Cumming and his wife, Sofia Johan, were both subsequently employed by the Schulich School of Business at York University in Toronto, where he was a full professor of Finance and Entrepreneurship, and the Ontario Research Chair. In 2018, they moved to the Florida Atlantic University College of Business, where Cumming was appointed the DeSantis Distinguished Professor of Finance and Entrepreneurship. In 2022, he became chair of the department.

He left Florida Atlantic University in August 2025, and was appointed Professor of Finance and the Steven Shulman '62 Endowed Chair for Business Leadership at Stevens Institute of Technology School of Business.

Cumming has published extensively on venture capital, including a 2007 paper arguing that tax-subsidized government venture capital funds crowded out non-subsidized funds in Canada. The tax credit was removed in Ontario in 2011 and federally in 2017. Other published research by Cumming includes findings that more people are likely to start businesses in countries with liberal bankruptcy laws and that a greater percentage of women on boards of directors is associated with less frequent and less severe fraud.

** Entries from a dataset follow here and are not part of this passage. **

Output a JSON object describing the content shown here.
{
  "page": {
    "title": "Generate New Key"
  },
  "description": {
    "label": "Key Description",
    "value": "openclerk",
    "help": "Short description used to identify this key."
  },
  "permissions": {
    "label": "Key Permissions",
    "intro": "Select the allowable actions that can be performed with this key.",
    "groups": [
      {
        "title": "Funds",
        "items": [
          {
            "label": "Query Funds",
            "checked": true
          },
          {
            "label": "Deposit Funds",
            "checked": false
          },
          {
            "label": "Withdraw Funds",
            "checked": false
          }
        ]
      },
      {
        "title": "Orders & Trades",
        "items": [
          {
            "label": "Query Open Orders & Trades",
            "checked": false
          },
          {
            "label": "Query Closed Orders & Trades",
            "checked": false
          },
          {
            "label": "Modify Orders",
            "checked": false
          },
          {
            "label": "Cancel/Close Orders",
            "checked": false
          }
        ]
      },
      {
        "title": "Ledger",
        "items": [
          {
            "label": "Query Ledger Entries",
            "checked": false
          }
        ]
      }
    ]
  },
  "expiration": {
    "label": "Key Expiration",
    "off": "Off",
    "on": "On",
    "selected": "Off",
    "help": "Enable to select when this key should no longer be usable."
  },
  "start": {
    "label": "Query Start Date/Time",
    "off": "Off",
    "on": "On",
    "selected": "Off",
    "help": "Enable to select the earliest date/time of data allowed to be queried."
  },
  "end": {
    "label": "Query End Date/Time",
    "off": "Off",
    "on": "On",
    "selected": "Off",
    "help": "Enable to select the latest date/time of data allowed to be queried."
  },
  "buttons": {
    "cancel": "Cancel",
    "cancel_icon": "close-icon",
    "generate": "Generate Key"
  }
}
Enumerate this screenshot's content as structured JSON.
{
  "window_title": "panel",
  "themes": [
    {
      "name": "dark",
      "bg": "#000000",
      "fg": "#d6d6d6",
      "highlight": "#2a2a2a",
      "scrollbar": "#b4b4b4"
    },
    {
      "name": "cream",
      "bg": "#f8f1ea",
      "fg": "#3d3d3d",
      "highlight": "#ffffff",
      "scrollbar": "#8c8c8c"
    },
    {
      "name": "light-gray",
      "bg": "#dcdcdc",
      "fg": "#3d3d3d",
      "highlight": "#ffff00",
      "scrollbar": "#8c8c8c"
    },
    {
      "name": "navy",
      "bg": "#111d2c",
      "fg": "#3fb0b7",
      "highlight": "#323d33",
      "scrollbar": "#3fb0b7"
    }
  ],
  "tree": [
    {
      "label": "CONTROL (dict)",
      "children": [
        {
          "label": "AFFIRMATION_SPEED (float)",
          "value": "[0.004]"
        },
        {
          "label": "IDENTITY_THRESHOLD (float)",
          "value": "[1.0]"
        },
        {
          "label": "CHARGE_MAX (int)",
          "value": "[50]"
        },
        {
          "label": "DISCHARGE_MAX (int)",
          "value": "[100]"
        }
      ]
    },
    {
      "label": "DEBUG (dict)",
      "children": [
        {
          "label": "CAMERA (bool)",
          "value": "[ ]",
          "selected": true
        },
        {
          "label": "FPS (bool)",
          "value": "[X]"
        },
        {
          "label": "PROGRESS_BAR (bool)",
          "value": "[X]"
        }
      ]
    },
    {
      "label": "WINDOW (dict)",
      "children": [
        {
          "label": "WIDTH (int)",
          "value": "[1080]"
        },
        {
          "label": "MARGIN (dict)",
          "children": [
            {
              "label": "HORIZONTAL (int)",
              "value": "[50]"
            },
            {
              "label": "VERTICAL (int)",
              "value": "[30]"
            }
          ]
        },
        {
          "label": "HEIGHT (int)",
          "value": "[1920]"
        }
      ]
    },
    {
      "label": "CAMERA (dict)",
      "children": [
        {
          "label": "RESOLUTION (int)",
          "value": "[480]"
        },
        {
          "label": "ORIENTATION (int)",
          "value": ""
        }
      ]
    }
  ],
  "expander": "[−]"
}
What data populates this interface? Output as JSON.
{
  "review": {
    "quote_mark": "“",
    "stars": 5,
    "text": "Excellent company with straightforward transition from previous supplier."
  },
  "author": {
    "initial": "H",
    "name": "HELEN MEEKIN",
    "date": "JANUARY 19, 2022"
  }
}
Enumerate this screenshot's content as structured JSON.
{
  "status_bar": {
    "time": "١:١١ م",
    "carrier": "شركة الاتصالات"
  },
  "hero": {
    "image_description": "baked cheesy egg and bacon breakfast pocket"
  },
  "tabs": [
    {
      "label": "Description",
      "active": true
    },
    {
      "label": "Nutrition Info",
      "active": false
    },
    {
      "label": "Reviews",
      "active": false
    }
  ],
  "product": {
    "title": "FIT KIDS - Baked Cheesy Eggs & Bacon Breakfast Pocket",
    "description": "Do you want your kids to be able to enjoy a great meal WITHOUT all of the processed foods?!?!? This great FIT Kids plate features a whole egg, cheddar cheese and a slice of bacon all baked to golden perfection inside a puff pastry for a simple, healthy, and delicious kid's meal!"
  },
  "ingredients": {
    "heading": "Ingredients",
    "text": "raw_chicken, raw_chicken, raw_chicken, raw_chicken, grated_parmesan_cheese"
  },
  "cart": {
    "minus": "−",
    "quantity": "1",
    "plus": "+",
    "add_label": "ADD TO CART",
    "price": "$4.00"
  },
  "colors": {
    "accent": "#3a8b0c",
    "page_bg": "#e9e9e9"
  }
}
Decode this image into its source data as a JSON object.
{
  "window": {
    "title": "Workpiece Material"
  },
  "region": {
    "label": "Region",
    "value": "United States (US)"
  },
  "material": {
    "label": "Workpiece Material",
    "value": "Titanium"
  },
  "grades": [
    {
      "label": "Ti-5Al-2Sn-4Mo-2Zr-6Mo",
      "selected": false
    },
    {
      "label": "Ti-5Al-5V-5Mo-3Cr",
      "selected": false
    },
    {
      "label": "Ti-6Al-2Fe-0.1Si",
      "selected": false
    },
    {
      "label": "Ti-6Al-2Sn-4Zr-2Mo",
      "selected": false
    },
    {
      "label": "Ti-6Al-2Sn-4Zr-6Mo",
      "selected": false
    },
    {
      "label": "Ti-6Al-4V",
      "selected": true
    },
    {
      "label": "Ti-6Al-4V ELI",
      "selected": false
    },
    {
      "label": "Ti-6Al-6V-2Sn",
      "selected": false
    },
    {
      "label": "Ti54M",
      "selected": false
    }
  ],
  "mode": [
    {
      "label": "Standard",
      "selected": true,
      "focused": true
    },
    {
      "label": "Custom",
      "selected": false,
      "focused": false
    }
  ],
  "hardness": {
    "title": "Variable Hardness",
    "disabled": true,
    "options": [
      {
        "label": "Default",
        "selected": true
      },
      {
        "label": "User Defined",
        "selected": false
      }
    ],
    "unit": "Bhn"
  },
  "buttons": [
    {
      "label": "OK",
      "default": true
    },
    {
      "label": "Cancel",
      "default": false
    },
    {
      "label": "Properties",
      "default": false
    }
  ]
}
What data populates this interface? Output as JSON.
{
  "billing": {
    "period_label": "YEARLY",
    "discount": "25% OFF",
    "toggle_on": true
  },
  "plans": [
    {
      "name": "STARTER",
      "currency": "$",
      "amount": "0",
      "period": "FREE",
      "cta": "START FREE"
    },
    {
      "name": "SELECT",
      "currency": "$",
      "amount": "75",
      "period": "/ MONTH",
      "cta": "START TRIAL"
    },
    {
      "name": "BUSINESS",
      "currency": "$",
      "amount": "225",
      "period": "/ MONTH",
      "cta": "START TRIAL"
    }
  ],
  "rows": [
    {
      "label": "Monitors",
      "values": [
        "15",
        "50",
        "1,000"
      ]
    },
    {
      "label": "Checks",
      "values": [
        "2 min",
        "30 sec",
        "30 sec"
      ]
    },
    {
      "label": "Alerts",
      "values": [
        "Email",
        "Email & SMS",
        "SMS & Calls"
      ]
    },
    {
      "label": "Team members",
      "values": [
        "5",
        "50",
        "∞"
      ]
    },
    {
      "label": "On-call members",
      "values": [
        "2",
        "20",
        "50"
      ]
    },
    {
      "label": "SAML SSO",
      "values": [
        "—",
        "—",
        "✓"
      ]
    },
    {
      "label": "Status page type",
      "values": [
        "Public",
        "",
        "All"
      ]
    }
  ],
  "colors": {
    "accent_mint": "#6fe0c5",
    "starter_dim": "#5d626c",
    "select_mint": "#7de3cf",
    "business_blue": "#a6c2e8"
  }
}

Cumming is on the advisory committee for the National Crowdfunding and Fintech Association of Canada. In 2020, he co-founded the RCF-ECGI Annual Conference on Corporate Finance and Governance, with his wife Sofia. The sixth edition of the conference was held in 2025.

Cumming formerly served as chief editor for British Journal of Management and Journal of Corporate Finance. He also served as Co-editor for Finance Research Letters. Since 2021 he serves as the managing editor-in-chief of the academic journals Review of Corporate Finance (RCF) and Journal of Alternative Investments. Cumming is a research member of the European Corporate Governance Institute.

==Books==
- Cumming, Douglas J. (2009). "Venture Capital and Private Equity Contracting: An International Perspective"
- Cumming, Douglas J. (2014). "Venture Capital and Private Equity Contracting: An International Perspective"
- Cumming, Douglas J. (2013). "Hedge Fund Structure, Regulation, and Performance around the World"
- Cumming, Douglas J. (2019). "Crowdfunding: Fundamental Cases, Facts, and Insights"

== Awards and honours ==
In 2021, Cumming and his collaborators received the 2021 Helena Yli-Renko Research Impact Award, sponsored by the Lloyd Greif Center for Entrepreneurial Studies at the USC Marshall School of Business. Cummings is a fellow of the British Academy of Management.